My second thought/concern tho was whether there’d be enough diversity in the cars to make an interesting episode especially since they all share such similar lines. I decided to give it a go anyway and was pleasantly surprised that there was plenty to pick from.
The Datsun 240Z came to the US in 1970, and it was the beginning of putting Japanese performance on the map. They were slick, sleek, affordable, and lots of fun to drive. For most folks, this was the first Japanese sports car they’d ever seen. If you lived on the west coast, you may have been familiar with their predecessors the Datsun 1600 and 2000 roadsters, but not many of these made it very far east. The 240Z however was marketed coast-to-coast.
The Nissan headquarters made a great backdrop for the show and since Franklin is just outside Nashville, the club had also engaged one of the many great local bands to provide the music for the day rather than going the typical DJ route. The band was The Dirty Curties, an all-female group which struck me as appropriate since the Z-cars and the roadsters before them went by the model name, Fairlady, in Japan. The band was great and Datsun was wise to rename the cars for the US market.
I recently had a chance to shoot a couple really cool muscle Mercs and didn’t even have to leave my home base of Evansville, IN to do it. I had met their owner about five years ago at a small local cruise-in. I don’t actually get to go to those very often since I’m usually on the road, and when I am home I’m too busy trying to catch up on things before I leave again. But this particular one was a fund raiser, I happened to be in town, and a friend of mine had really put the arm on me to attend.
I recall driving my ’56 Lincoln and was just hanging out and chatting with people when this black ’64 Merc Park Lane Marauder pulled in. I think I stopped whatever conversation I was in mid-sentence and made a beeline to that car. I don’t actually recall ever seeing one before, and I just thought it looked incredibly sharp.
It was completely stock; jet black hardtop with a white interior and a factory 4-speed. Being a Park Lane, it was Mercs highest trim level so it was pretty decked out. 1964 was also Merc’s 25th year of existence so it had a few additional 25th Anniversary touches too.
There were very few 4-speed Marauders produced and most of them came with 427’s, but this one had an ultra-rare 390 Super Marauder engine with special large-valve heads and unique cast exhaust manifolds. There were probably fewer than five cars like this one made.

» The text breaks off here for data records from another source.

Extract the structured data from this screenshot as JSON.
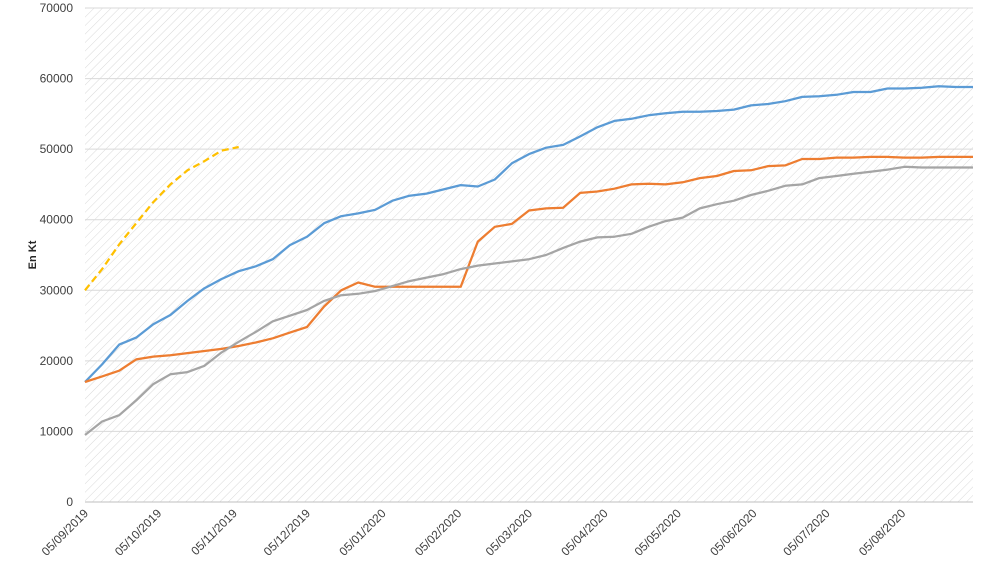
{
  "chart_data": {
    "type": "line",
    "title": "",
    "xlabel": "",
    "ylabel": "En Kt",
    "ylim": [
      0,
      70000
    ],
    "y_ticks": [
      "0",
      "10000",
      "20000",
      "30000",
      "40000",
      "50000",
      "60000",
      "70000"
    ],
    "x_tick_labels": [
      "05/09/2019",
      "05/10/2019",
      "05/11/2019",
      "05/12/2019",
      "05/01/2020",
      "05/02/2020",
      "05/03/2020",
      "05/04/2020",
      "05/05/2020",
      "05/06/2020",
      "05/07/2020",
      "05/08/2020"
    ],
    "x_tick_days": [
      0,
      30,
      61,
      91,
      122,
      153,
      182,
      213,
      243,
      274,
      304,
      335
    ],
    "x_range_days": [
      0,
      364
    ],
    "grid": "horizontal + diagonal hatch background",
    "legend": "none",
    "series": [
      {
        "color": "#5b9bd5",
        "style": "solid",
        "x": [
          0,
          7,
          14,
          21,
          28,
          35,
          42,
          49,
          56,
          63,
          70,
          77,
          84,
          91,
          98,
          105,
          112,
          119,
          126,
          133,
          140,
          147,
          154,
          161,
          168,
          175,
          182,
          189,
          196,
          203,
          210,
          217,
          224,
          231,
          238,
          245,
          252,
          259,
          266,
          273,
          280,
          287,
          294,
          301,
          308,
          315,
          322,
          329,
          336,
          343,
          350,
          357,
          364
        ],
        "y": [
          17000,
          19500,
          22300,
          23300,
          25200,
          26500,
          28500,
          30300,
          31600,
          32700,
          33400,
          34400,
          36400,
          37600,
          39500,
          40500,
          40900,
          41400,
          42700,
          43400,
          43700,
          44300,
          44900,
          44700,
          45700,
          48000,
          49300,
          50200,
          50600,
          51800,
          53100,
          54000,
          54300,
          54800,
          55100,
          55300,
          55300,
          55400,
          55600,
          56200,
          56400,
          56800,
          57400,
          57500,
          57700,
          58100,
          58100,
          58600,
          58600,
          58700,
          58900,
          58800,
          58800
        ]
      },
      {
        "color": "#ed7d31",
        "style": "solid",
        "x": [
          0,
          7,
          14,
          21,
          28,
          35,
          42,
          49,
          56,
          63,
          70,
          77,
          84,
          91,
          98,
          105,
          112,
          119,
          126,
          133,
          140,
          147,
          154,
          161,
          168,
          175,
          182,
          189,
          196,
          203,
          210,
          217,
          224,
          231,
          238,
          245,
          252,
          259,
          266,
          273,
          280,
          287,
          294,
          301,
          308,
          315,
          322,
          329,
          336,
          343,
          350,
          357,
          364
        ],
        "y": [
          17000,
          17800,
          18600,
          20200,
          20600,
          20800,
          21100,
          21400,
          21700,
          22100,
          22600,
          23200,
          24000,
          24800,
          27700,
          30000,
          31100,
          30500,
          30500,
          30500,
          30500,
          30500,
          30500,
          36900,
          39000,
          39400,
          41300,
          41600,
          41700,
          43800,
          44000,
          44400,
          45000,
          45100,
          45000,
          45300,
          45900,
          46200,
          46900,
          47000,
          47600,
          47700,
          48600,
          48600,
          48800,
          48800,
          48900,
          48900,
          48800,
          48800,
          48900,
          48900,
          48900
        ]
      },
      {
        "color": "#a5a5a5",
        "style": "solid",
        "x": [
          0,
          7,
          14,
          21,
          28,
          35,
          42,
          49,
          56,
          63,
          70,
          77,
          84,
          91,
          98,
          105,
          112,
          119,
          126,
          133,
          140,
          147,
          154,
          161,
          168,
          175,
          182,
          189,
          196,
          203,
          210,
          217,
          224,
          231,
          238,
          245,
          252,
          259,
          266,
          273,
          280,
          287,
          294,
          301,
          308,
          315,
          322,
          329,
          336,
          343,
          350,
          357,
          364
        ],
        "y": [
          9500,
          11400,
          12300,
          14400,
          16700,
          18100,
          18400,
          19300,
          21200,
          22700,
          24100,
          25600,
          26400,
          27200,
          28500,
          29300,
          29500,
          29900,
          30600,
          31300,
          31800,
          32300,
          33000,
          33500,
          33800,
          34100,
          34400,
          35000,
          36000,
          36900,
          37500,
          37600,
          38000,
          39000,
          39800,
          40300,
          41600,
          42200,
          42700,
          43500,
          44100,
          44800,
          45000,
          45900,
          46200,
          46500,
          46800,
          47100,
          47500,
          47400,
          47400,
          47400,
          47400
        ]
      },
      {
        "color": "#ffc000",
        "style": "dashed",
        "x": [
          0,
          7,
          14,
          21,
          28,
          35,
          42,
          49,
          56,
          63
        ],
        "y": [
          30000,
          33000,
          36500,
          39500,
          42500,
          45000,
          47000,
          48300,
          49800,
          50300
        ]
      }
    ]
  }
}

The owner, Tom Lantz, had found the car in Montana and although it needed paint and interior, it was a solid car. He took care of the cosmetics but hadn’t touched the engine which was still running strong at about 78k miles.
I fell in love with the car and enjoyed talking to Tom. I could tell he was a pretty serious performance Ford guy, and his attendance at this cruise-in had definitely made my day.
I pretty much lost track of Tom and that car till I got an email from him earlier this year alerting me to the fact that he had just completed another monster Merc that he thought I might get a kick out of. He was right.